Faith Loveman stared so hard that Warble made a face at her and went home.

* * * * *

She reflected.

"It was my fault. I might have known restless people wouldn't eat. And I
knew I couldn't bite on their restless sex problems. A big one seems to be
how to get thin and how to stay so. They were all ready to drop the high
sign babble for that! But all women are. They took it up again.
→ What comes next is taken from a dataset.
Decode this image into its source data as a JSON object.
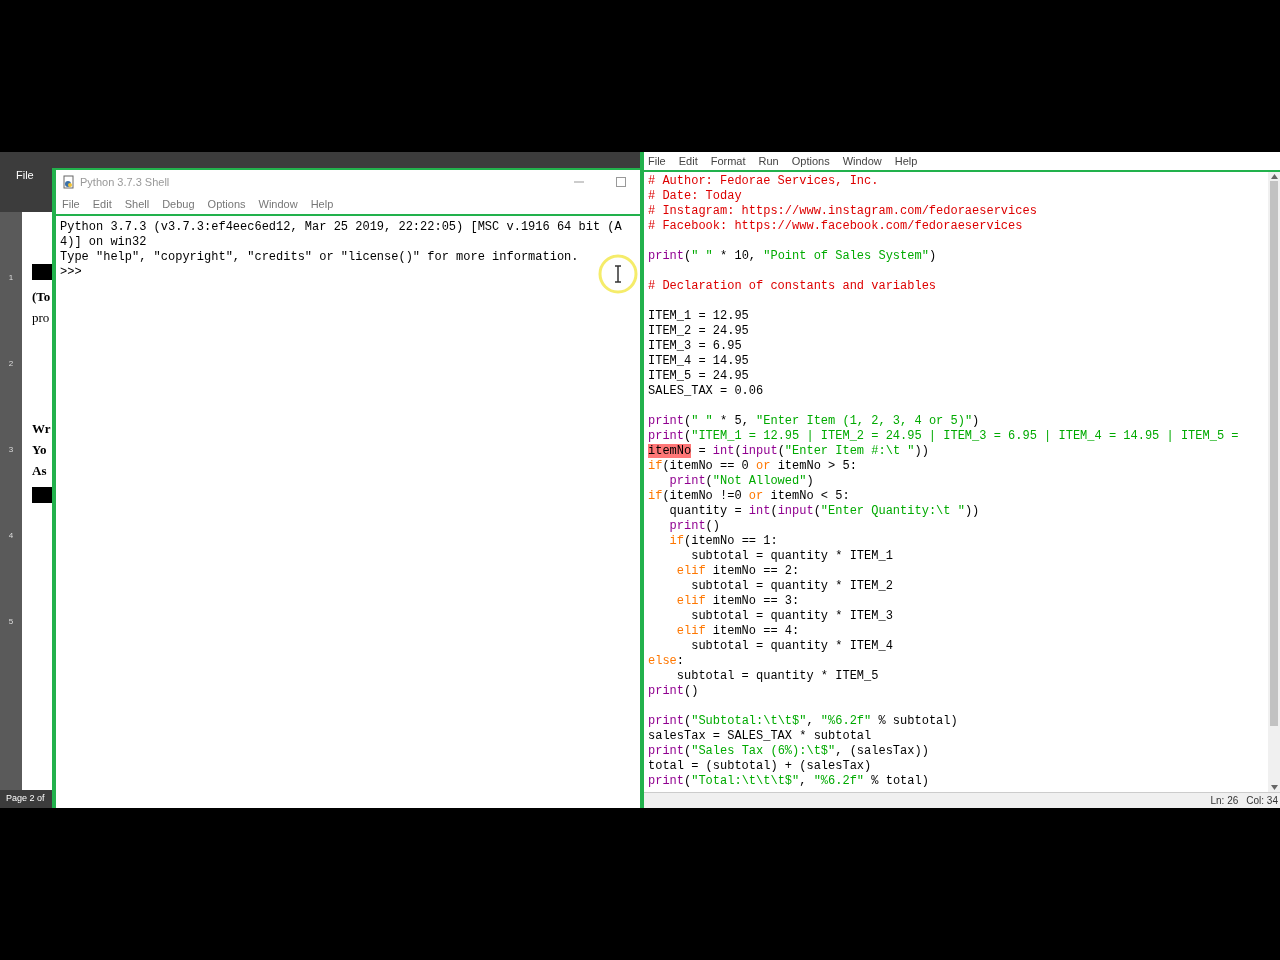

"Can I reform them? Or shall I be sucked in, like Italians eat spaghetti,
and my personality absorbed by the Butterflies, till I forswear all I
stand for--all my utilitarian ideals shattered, all my prosaic hopes
dashed, all my common sense wrenched from me, and my poor little brain-pan
filled with the soul-mash of these high-strung sexaphones?"

She ignored Beer's offer to undress her, she ran upstairs to an
unfrequented bathroom, and flinging off her clothes, she got into the tub
and wept in terror, her body a round pink blob in the briny water.

But, thought the poor child, it's the most sensible place to cry.

When Petticoat came home she said:

"Honeybunch, let me in on your professional secrets. Tell me more about
your most interesting cases. It might make me restless."

"Nothing much to tell. Life just one ptomaine after another. Cases all
alike except for the primal cause."

"Well, tell me something. Where've you been just now?"

"Over to Iva's. She had 'em again. Ripe olives. Getting better. Where you
been?"

"To the Restless Sexteen Club."

"Like it?"

"I don't get it. They talk about things that aren't there. But I think I
could make them see--"

"Oh, cut it out, Warble. You'd dust books so hard, you'd dust off the gilt
edges. They're deep-sea thinkers, that bunch--let 'em alone. What'd they
talk about?"

"About a book called 'Painted Shawls' or something, and about Thyco-
Serapy, and about a play called 'The Housebroke Heart.' Take me to see it,
will you, Bill?"

"You wouldn't like it. You'd prefer the movies."